The Power, by Naomi Alderman

book cover The Power started strong and then it fizzled. The idea is intriguing: what if all of the sudden women would get a power that would change the balance between men and women. Men have muscles, women have the power of electricity at their fingertips. The whole book is about the effect this would have on society and, highly recommended by Margaret Atwood, I've decided to read it.

Unfortunately, Naomi Alderman is not going places with the idea. It takes a special kind of person to write a book about how the fate of the world would unfold, but not be able to describe even one meaningful relationship between men and women. And with that gaping absence comes a scenario that is pretty difficult to swallow. Having the power of electric eels, women in Saudi Arabia, Iran, African countries and most of all, dark Moldova, where the entire south of the country is just about caging, selling and using women, gang up together to overthrow the rule of man. Forget about simple and cheap solutions against electricity, forget about how no amount of electrical power could rival guns, tanks, gas or bombs, forget even about the terribly naive view of a neighboring country (I am Romanian), but what about the fathers, husbands, sons of all those women? In this book, once women get a taste of power, they immediately turn into electric monkeys, changing their culture, their beliefs and their entire identity in one fell sweep. They stay together in huge mobs, create countries for themselves and even consider killing all men except the ones they keep for breeding. There is little mention of families, men or any significant human response to such a policy. I couldn't help thinking of the Battlestar Galactica quote: "Slaves dream not of freedom, but of becoming masters".
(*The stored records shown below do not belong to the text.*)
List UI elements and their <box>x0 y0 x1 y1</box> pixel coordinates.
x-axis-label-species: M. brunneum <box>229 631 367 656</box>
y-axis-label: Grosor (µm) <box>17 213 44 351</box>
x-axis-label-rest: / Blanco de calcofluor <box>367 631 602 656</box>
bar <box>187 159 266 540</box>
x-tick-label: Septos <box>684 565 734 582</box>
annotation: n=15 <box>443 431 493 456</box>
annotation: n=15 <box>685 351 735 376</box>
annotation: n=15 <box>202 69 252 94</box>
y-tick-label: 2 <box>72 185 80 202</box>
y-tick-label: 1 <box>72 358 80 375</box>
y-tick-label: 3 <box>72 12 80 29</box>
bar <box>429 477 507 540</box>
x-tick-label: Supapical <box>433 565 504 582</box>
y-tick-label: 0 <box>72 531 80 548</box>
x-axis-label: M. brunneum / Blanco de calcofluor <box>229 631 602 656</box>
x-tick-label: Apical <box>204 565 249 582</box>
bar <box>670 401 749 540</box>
You will probabaly think of another similar story, The Handmaid's Tale, but there is subtlety in that book. Women are not oppressed by men directly, but by their fellow women who bought into the thing. The religious fervor touches all aspects of society, including family, commerce, politics. In The Power, it's like men exist for no other reason than to rape, beat and abuse women. The only good guys in the story believe women really should rule the world and that their time was long in coming.
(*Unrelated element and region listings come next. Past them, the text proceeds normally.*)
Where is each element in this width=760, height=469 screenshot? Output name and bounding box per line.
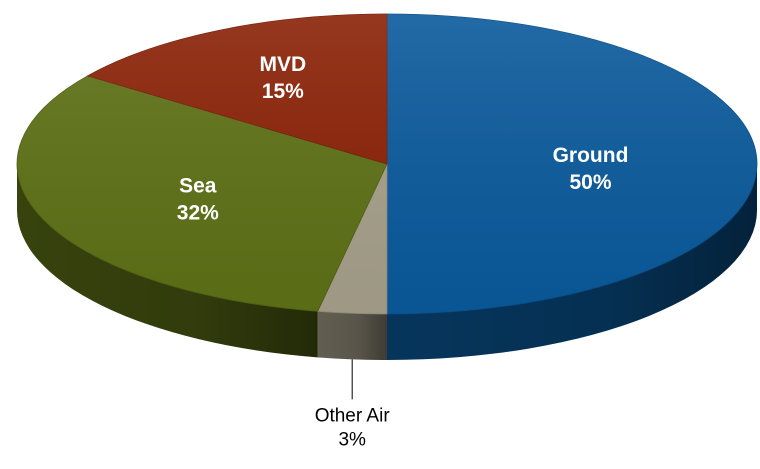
slice-name-mvd: MVD xyxy=(260,53,307,76)
data-label-ground: Ground 50% xyxy=(553,144,629,194)
slice-name-sea: Sea xyxy=(179,174,217,197)
slice-name-ground: Ground xyxy=(553,144,629,167)
slice-percent-mvd: 15% xyxy=(262,80,304,103)
slice-percent-sea: 32% xyxy=(177,201,219,224)
pie-top-faces xyxy=(16,13,758,315)
data-label-mvd: MVD 15% xyxy=(260,53,307,103)
slice-percent-ground: 50% xyxy=(569,171,611,194)
data-label-other-air: Other Air 3% xyxy=(315,359,391,450)
data-label-sea: Sea 32% xyxy=(177,174,219,224)
slice-percent-other-air: 3% xyxy=(338,429,366,450)
pie-labels: Ground 50% Other Air 3% Sea 32% MVD 15% xyxy=(177,53,629,450)
slice-name-other-air: Other Air xyxy=(315,405,391,426)
side-shade xyxy=(317,311,387,360)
So to summarize it all: this is a lazy book, filled with personal ideas about how the world is that bear little resemblance to reality, therefore difficult to follow with any interest. The writing is professional, but the characters are cardboard, single drive creatures, and rarely sympathetic. What would have been the most important part of the book: the relationships between men and women or families, are either absent or naive and focused on power games. It has more in common with Planet of the Apes than to Handmaid's Tale.